Jean-François COPE (Réponse) : Mais non, mais attendez, j'arrive ! Justement, je vous en parle de moi-même, donc voyez... En ce qui concerne ce sujet précis, c'est une décision qui est importante et qui est difficile à prendre pour N. Sarkozy, que de savoir s'il s'engage vers cette candidature. Alors, à ce jour, il n'a pas encore rendu sa décision, parce qu'effectivement...
QUESTION : Enfin, il va être candidat à la présidence de l'UMP, vous n'en doute plus ?
Jean-François COPE (Réponse) : En tout cas, c'est vrai que chaque jour qui passe l'approche de cette décision. Mais enfin, attendez : au jour d'aujourd'hui, il a recueilli beaucoup de signatures, mais il ne l'a pas annoncé, et vous comprenez qu'on n'anticipe pas. Mais néanmoins, je conçois que c'est une décision qui est difficile, compte tenu...
QUESTION : S'il est élu président de l'UMP, doit-il rester au Gouvernement ?
Jean-François COPE (Réponse) : Je crois que là-dessus, il n'y a pas de débat en réalité, puisque le président de la République a fixé une règle que chacun connaît.
QUESTION : Oui, mais pour N. Sarkozy, il n'y a pas de règle, il peut faire ce qu'il veut, franchement, ou alors on change de Gouvernement ?
Jean-François COPE (Réponse) : Ah oui, c'était ça ...! Encore une fois, moi, là-dessus, je ne suis pas en charge de ce genre de décision.
QUESTION : Mais quel est votre avis ? Est-ce qu'un ministre aussi important que lui peut à la fois être ministre de l'Economie et président de l'UMP ?

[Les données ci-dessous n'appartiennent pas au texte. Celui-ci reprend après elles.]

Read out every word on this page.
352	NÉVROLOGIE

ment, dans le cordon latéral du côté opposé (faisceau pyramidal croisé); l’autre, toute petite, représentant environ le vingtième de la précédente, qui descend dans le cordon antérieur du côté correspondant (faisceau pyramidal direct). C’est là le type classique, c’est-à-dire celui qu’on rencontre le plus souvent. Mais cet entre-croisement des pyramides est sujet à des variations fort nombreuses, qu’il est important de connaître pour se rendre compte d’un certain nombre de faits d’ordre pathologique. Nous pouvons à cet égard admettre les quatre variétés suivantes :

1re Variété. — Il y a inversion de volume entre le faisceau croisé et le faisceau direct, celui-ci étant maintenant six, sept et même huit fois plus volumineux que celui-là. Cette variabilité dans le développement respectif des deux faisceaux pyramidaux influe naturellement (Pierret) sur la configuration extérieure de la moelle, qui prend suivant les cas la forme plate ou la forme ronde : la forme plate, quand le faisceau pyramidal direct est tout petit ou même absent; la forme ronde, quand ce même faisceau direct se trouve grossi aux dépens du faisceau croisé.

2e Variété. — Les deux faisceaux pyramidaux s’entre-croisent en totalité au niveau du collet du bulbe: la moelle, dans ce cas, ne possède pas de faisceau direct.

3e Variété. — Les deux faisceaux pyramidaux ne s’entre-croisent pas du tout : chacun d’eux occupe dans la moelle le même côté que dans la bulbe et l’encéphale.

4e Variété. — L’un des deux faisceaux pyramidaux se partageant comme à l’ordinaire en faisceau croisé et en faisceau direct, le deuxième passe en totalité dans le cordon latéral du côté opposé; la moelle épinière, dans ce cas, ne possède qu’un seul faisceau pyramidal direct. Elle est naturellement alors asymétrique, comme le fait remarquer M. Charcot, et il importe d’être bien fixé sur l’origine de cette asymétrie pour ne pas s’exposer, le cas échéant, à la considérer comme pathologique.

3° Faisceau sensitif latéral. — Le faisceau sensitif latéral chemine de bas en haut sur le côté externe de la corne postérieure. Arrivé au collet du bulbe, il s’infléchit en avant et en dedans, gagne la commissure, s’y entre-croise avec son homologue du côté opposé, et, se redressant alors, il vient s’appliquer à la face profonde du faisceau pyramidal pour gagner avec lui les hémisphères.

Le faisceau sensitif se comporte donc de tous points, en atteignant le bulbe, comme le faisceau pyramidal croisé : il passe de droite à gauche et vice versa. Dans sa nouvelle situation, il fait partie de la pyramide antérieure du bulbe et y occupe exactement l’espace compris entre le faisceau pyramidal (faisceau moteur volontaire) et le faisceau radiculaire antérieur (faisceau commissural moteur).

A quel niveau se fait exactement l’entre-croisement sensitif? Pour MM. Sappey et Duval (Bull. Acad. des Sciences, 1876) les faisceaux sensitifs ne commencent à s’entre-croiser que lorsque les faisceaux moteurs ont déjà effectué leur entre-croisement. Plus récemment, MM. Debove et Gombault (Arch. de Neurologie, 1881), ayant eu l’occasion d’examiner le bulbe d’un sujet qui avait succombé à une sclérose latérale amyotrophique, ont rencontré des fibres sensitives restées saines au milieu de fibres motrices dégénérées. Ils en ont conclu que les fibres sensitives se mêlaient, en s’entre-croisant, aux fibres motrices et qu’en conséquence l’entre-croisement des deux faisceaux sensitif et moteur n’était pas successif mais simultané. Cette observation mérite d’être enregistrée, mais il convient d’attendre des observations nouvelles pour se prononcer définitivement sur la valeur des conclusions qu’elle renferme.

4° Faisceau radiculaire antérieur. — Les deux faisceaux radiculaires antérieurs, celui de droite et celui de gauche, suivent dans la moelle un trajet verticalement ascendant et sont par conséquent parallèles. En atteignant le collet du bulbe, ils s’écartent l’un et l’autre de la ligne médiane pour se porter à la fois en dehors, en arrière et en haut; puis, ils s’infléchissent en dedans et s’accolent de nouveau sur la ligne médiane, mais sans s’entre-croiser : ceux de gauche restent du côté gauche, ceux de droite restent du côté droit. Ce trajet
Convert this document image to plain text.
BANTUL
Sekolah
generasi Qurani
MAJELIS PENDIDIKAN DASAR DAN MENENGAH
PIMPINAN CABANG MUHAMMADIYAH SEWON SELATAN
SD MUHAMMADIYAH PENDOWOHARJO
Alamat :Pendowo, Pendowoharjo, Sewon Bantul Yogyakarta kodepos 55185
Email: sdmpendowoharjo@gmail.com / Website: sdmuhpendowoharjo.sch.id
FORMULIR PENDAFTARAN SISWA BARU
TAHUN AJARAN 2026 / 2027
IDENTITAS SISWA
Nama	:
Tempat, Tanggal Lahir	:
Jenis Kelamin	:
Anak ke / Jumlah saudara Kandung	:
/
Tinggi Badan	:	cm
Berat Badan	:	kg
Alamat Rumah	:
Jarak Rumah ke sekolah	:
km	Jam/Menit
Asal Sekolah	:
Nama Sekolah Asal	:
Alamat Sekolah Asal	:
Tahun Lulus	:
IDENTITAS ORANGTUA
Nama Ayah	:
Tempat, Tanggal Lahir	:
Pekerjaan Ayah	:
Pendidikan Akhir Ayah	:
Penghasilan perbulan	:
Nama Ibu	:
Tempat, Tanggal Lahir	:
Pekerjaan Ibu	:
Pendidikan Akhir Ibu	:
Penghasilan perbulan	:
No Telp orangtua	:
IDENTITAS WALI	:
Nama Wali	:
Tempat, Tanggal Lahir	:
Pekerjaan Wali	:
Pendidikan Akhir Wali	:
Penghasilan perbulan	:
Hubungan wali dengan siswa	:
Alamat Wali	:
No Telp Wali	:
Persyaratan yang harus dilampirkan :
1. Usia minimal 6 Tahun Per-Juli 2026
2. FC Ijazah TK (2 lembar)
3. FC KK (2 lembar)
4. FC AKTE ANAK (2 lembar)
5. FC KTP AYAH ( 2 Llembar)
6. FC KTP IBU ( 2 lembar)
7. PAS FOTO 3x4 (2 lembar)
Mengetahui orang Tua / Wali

Jean-François COPE (Réponse) : Je renverse un peu le propos, parce que ce n'est pas tout à fait comme cela que les choses se passent. Le président de la République a fixé une règle à l'occasion du 14 Juillet, qui consiste à dire qu'il ne souhaite pas que l'on cumule une fonction de membre du Gouvernement avec celle de président de l'UMP...
QUESTION : Donc, N. Sarkozy doit obéir ?
Jean-François COPE (Réponse) : Là-dessus, la règle a été fixée par le président de la République.

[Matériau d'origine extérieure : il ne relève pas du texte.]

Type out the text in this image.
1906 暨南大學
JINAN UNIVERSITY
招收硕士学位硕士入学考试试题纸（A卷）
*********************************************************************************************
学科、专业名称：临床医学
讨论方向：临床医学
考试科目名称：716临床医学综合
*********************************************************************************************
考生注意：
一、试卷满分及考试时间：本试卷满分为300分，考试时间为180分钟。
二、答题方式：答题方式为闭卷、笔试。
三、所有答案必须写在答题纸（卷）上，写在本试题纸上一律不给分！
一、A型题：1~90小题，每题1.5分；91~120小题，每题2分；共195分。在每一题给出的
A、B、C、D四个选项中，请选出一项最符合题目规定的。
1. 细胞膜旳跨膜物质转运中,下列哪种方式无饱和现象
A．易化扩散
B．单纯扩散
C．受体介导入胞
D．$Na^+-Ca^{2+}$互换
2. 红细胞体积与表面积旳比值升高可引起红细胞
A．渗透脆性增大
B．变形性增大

QUESTION : Donc, il doit obéir ?
Jean-François COPE (Réponse) : Mais ce n'est pas ça, c'est que c'est le président de la République qui fait le Gouvernement.
QUESTION : Oui, d'accord... J'ai compris.
Jean-François COPE (Réponse) : Mais là, en l'occurrence, il n'y a rien de nouveau sur ce point-là. Mais je crois qu'au-delà de ça, c'est une décision qui est difficile à prendre.
QUESTION : Alors à qui la faute ? Pourquoi le débat s'est-il focalisé ? Est-ce la faute des journalistes ? Est-ce la faute de l'UMP ? A qui la faute ? Est-ce parce qu'il y a un manque de projet politique ?
Jean-François COPE (Réponse) : Mais attendez : le vrai sujet, c'est que tout cela va se dérouler en l'état. D'abord, je rappelle que pour reprendre votre formule, tout cela est venu du fait que A. Juppé a quitté ses fonctions, sinon le débat n'aurait pas lieu. A. Juppé a quitté ses fonctions pour les raisons que vous savez. A partir de ce moment-là, s'est posé la question de savoir qui pourrait être, le cas échéant, candidat à la présidence de l'UMP. Et c'est cela qui, en fait, fait le débat.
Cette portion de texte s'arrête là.